The financial outlook for SMI is fundamentally different from that for HI, due to the statutory differences in how these two components of Medicare are financed. Nonetheless, the report noted that rapid expenditure growth is a serious issue for SMI, as it is for HI. The SMI fund is particularly affected by the physician fee schedule. For a number of years now, the government's formula for establishing the fee schedule has called for steep cuts in physician payment, yet each year, in the face of intense lobbying by the AMA and other medical groups, Congress has stepped in to avert the pay cuts.

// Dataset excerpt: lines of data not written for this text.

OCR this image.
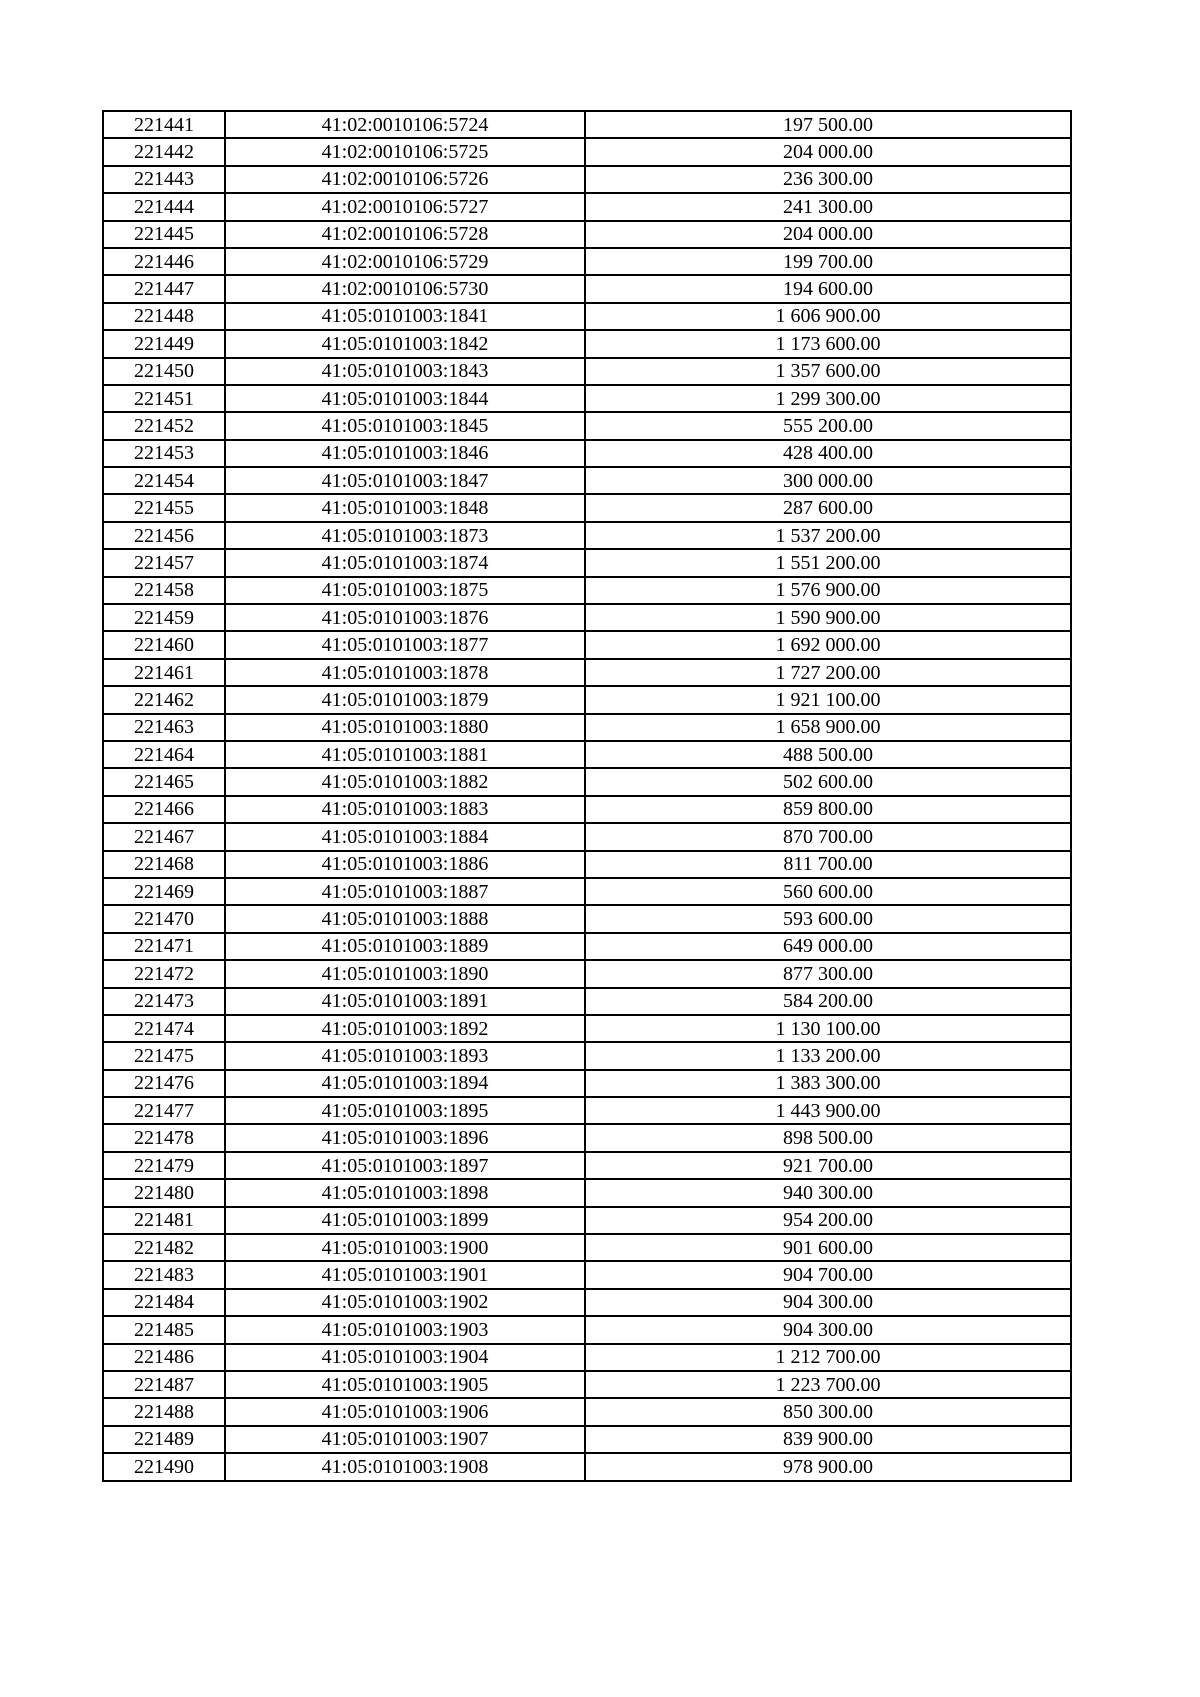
221441	41:02:0010106:5724	197 500.00
221442	41:02:0010106:5725	204 000.00
221443	41:02:0010106:5726	236 300.00
221444	41:02:0010106:5727	241 300.00
221445	41:02:0010106:5728	204 000.00
221446	41:02:0010106:5729	199 700.00
221447	41:02:0010106:5730	194 600.00
221448	41:05:0101003:1841	1 606 900.00
221449	41:05:0101003:1842	1 173 600.00
221450	41:05:0101003:1843	1 357 600.00
221451	41:05:0101003:1844	1 299 300.00
221452	41:05:0101003:1845	555 200.00
221453	41:05:0101003:1846	428 400.00
221454	41:05:0101003:1847	300 000.00
221455	41:05:0101003:1848	287 600.00
221456	41:05:0101003:1873	1 537 200.00
221457	41:05:0101003:1874	1 551 200.00
221458	41:05:0101003:1875	1 576 900.00
221459	41:05:0101003:1876	1 590 900.00
221460	41:05:0101003:1877	1 692 000.00
221461	41:05:0101003:1878	1 727 200.00
221462	41:05:0101003:1879	1 921 100.00
221463	41:05:0101003:1880	1 658 900.00
221464	41:05:0101003:1881	488 500.00
221465	41:05:0101003:1882	502 600.00
221466	41:05:0101003:1883	859 800.00
221467	41:05:0101003:1884	870 700.00
221468	41:05:0101003:1886	811 700.00
221469	41:05:0101003:1887	560 600.00
221470	41:05:0101003:1888	593 600.00
221471	41:05:0101003:1889	649 000.00
221472	41:05:0101003:1890	877 300.00
221473	41:05:0101003:1891	584 200.00
221474	41:05:0101003:1892	1 130 100.00
221475	41:05:0101003:1893	1 133 200.00
221476	41:05:0101003:1894	1 383 300.00
221477	41:05:0101003:1895	1 443 900.00
221478	41:05:0101003:1896	898 500.00
221479	41:05:0101003:1897	921 700.00
221480	41:05:0101003:1898	940 300.00
221481	41:05:0101003:1899	954 200.00
221482	41:05:0101003:1900	901 600.00
221483	41:05:0101003:1901	904 700.00
221484	41:05:0101003:1902	904 300.00
221485	41:05:0101003:1903	904 300.00
221486	41:05:0101003:1904	1 212 700.00
221487	41:05:0101003:1905	1 223 700.00
221488	41:05:0101003:1906	850 300.00
221489	41:05:0101003:1907	839 900.00
221490	41:05:0101003:1908	978 900.00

"[I]f Congress acts to prevent a scheduled 21.5 percent reduction in physician payment rates in 2010 and further reductions in 2011-2015, then actual Part B costs could exceed the current-law projections shown in this report by 18 percent to 21 percent in the short range and by up to 10 percent in the long range," the report stated.

Health and Human Services Secretary Kathleen Sibelius called the report a wake-up call. The report "should trouble anyone who is concerned about the future of Medicare and health care in America. Just as families, communities, and businesses are struggling under the crushing burden of skyrocketing health care costs, so too are our Medicare Trust funds.... And it's yet another sign that we can't wait for real, comprehensive health reform.

"I know this alarm has been sounded before. Politicians have been worrying about the growth of Medicare spending for many years. The Obama administration isn't just worrying; we're doing something about it.... We are working with Congress on legislation that includes and goes beyond the cost-savings policies in the president's budget. The only way to slow Medicare spending is to slow overall health system spending through comprehensive and carefully crafted legislation."

"2009 Annual Report of the Boards of Trustees of the Federal Hospital Insurance and Federal Supplementary Medical Insurance Trust Funds" is posted at<www.cms.hhs.gov/ReportsTrustFunds/downloads/tr2009.pdf>.